From / de Bryan Gaensler (CIRADA director)
(Cassiopeia – Spring / printemps 2021)
The Canadian Initiative for Radio Astronomy Data Analysis (CIRADA) is producing science-ready public data products for large surveys being conducted with three telescopes: the Very Large Array (VLA), the Australian Square Kilometer Array Pathfinder (ASKAP), and the Canadian Hydrogen Intensity Mapping Experiment (CHIME). These products (e.g., images, cubes, time series spectra, catalogues, databases, alerts, pipeline algorithms, and software tools) utilize Canadian Advanced Network for Astronomical Research (CANFAR) services and will be searchable and usable by professional astronomers and the general public, through the Canadian Astronomy Data Centre (CADC). CIRADA also serves as a pilot project for Canada’s planned Square Kilometre Array Regional Centre (SKA).

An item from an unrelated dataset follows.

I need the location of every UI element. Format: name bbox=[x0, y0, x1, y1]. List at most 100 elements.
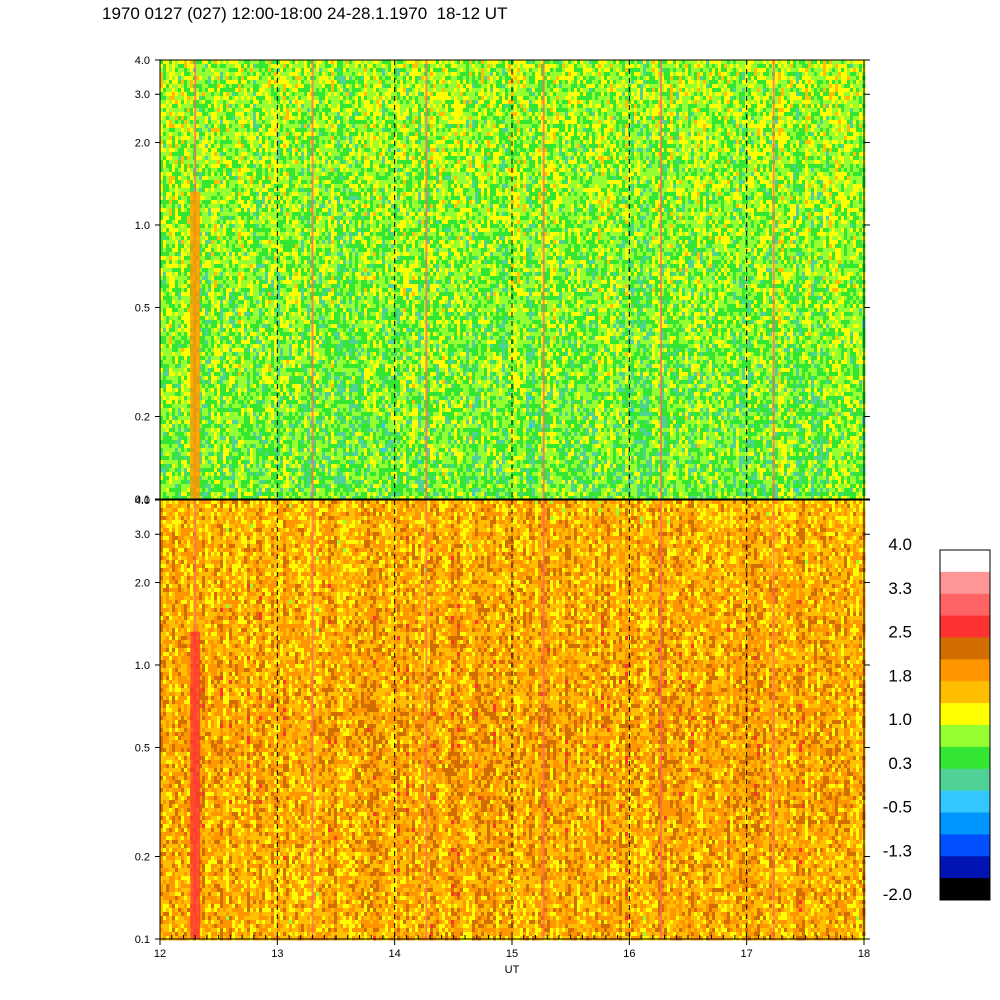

Currently our services include:
- A “Quicklook Catalogue” of 1.7 million radio sources from the first epoch of the VLA Sky Survey (VLASS)
- An Image Cutout Provider that allows astronomers to quickly visualize data from multiple surveys (VLASS Quicklook, GLEAM, FIRST, NVSS, WISE, PanSTARRS, SDSS I-II) at a given position in the sky and to download the data for further analysis
- The RM-Tools software package for radio polarimetry analysis, including 1D and 3D RM synthesis, RM-clean and QU fitting on polarized radio spectra
By the end of 2021 we will be making many more software and data products available through the CIRADA portal, including PINK, a self-organizing map (SOM) that can be used (i) to produce catalogues of double and multiple radio sources, (ii) to classify radio sources as either complex or simple sources, (iii) to find source orientations, and (iv) as an annotation tool. We will be using PINK to extend the existing VLASS Quicklook component catalogue, to produce a new VLASS single epoch catalogue, and to contribute toward source catalogues for the EMU continuum survey on ASKAP. In addition to the SOM, we will be releasing “Hydra”, a comparison and analysis tool that can be used to compare multiple source-finding algorithms on radio continuum data, and the initial catalogue produced by the VLASS Quicklook Transient Marshal. Users of our science-ready data products will be able to leverage the Cube Analysis and Rendering Tool for Astronomy (CARTA) for viewing images data and tabular catalogues directly through our portal.